Yenisey yakınlarında 1888’de Elegest Irmağı vadisinde bulunan Elegest (Elegeş) Yazıtı’nın 5. Satırındaki ifadeler aynen şöyledir: Kört l (ö) k(an) : (a)lp ur(u) nu : (a)ltun l (u) g: k (e) ş (i) g: b(ö) n ny… m: b(e) ldö b(a) nt (l) m: tok (u) z. s(a) k (i) z y (a) ş (ı) mda. (Ben Körtle Han Alp Urungu, altın okluğu bel (im) e bağladım. Sekiz dokuz yaşımda.) Burada Körtle kelimesi Kürt olarak yorumlanış (Kafesoğlu ve Rasony) böylece Kürt’lerin bir Türk boyu olduğu kanısına varılmıştır. Elegest Yazıtı 1915’de Adriyanov tarafından Minusinsk Müzesine getirilmiş ve 19 numara ile kayda geçirilmiştir. (Konu ile ilgili olarak T.Tekin’in Türk Dili Araştırmaları Dergisi-5/1995 bir makalesi bulunmaktadır.)
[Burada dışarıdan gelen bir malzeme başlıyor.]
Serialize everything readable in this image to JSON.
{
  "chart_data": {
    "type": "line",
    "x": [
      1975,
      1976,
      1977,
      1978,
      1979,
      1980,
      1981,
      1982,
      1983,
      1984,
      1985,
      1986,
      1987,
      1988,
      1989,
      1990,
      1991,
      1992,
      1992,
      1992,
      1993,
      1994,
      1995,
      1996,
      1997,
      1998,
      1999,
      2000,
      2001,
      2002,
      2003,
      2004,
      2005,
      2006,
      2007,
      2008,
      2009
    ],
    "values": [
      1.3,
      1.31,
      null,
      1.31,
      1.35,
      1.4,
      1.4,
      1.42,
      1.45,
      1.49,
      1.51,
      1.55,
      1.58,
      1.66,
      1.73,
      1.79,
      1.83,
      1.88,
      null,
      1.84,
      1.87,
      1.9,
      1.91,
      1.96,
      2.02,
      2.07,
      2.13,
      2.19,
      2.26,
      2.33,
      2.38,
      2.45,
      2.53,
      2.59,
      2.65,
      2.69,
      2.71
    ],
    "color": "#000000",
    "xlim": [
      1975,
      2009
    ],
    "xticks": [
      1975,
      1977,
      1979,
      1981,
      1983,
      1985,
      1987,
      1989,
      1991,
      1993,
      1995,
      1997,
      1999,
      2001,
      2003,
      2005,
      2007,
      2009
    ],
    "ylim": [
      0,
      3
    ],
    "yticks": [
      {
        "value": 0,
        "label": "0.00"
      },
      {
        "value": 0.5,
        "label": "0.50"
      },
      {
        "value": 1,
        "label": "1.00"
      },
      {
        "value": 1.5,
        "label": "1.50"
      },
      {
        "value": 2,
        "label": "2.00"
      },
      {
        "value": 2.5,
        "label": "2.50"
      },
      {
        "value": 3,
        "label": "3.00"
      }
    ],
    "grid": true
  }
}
Tarihi bütün kaynaklar Kürtlerin bu topraklara doğudan geldiklerini göstermektedir. Kürtler konusunda ciddi aştırmalar yapan bilim adamlarının, mağdur psikolojisiyle yollara düşmüş olan yazarçizer takımı ile siyasetçilerin bir tarih atlası alıp ırkların, soyların, boyların, kavimlerin, halkların nasıl bir göç yolu izlediklerine bakmaları yeterli olur sanırım. Kürtler Helen veya Batı kökenli bir topluluk olmadığına göre, Nuh Peygamberin çocukları Yasef, Sam veya Ham’ın soyundan olmaları gerekir. Hamiler, siyah ırkın temsilcileridir. Samiler, Mezopotamya’ya ve Orta Doğu’ya yerleşmişler ve Asur, Arap, İbrani ve Süryani haklarıyla temsil edilmişlerdir. Siyah ırkın temsilcileri, Arap ve İbrani kökenli olmadıklarına göre Kürtler acaba bu soylardan hangisine mensupturlar? Kendilerini bu toplumun dışına itmeyi mağdur olmanın bir neticesidir şeklinde ortaya koymanın ve sonrasında kıyam etmeye kalkışmanın hiçbir anlamı yoktur. Zira bu kıyam bu devletin her zerresine zarar vermektedir. Anadolu coğrafyasında insanca yaşamak için mücadele eden milyonlarca insan olduğu asla unutulmamalıdır. Belli bir dönem, yanlış uygulanan siyasetin insanları baskı altına almaları bir ülkenin parçalanması için gerekçe gösterilmemelidir. Bu topraklarda Kürt’ler haksızlığa uğradı da, Türk’ler uğramadı mı? Kürt’ler her dönemde dillerini konuştular, düğünlerini yaptılar, halay çektiler, yemeklerini bütün ülkeye yaydılar, profesör, bürokrat, milletvekili, iş adamı, yazarçizer, bakan, başbakan ve cumhurbaşkanı oldular. Peki, nedir bu mağdur edebiyatının sebebi? Son yıllarda ve özellikle de yenidünya düzeni kurulmaya başladığı andan itibaren artan bu etnik direnişin sebebi nedir?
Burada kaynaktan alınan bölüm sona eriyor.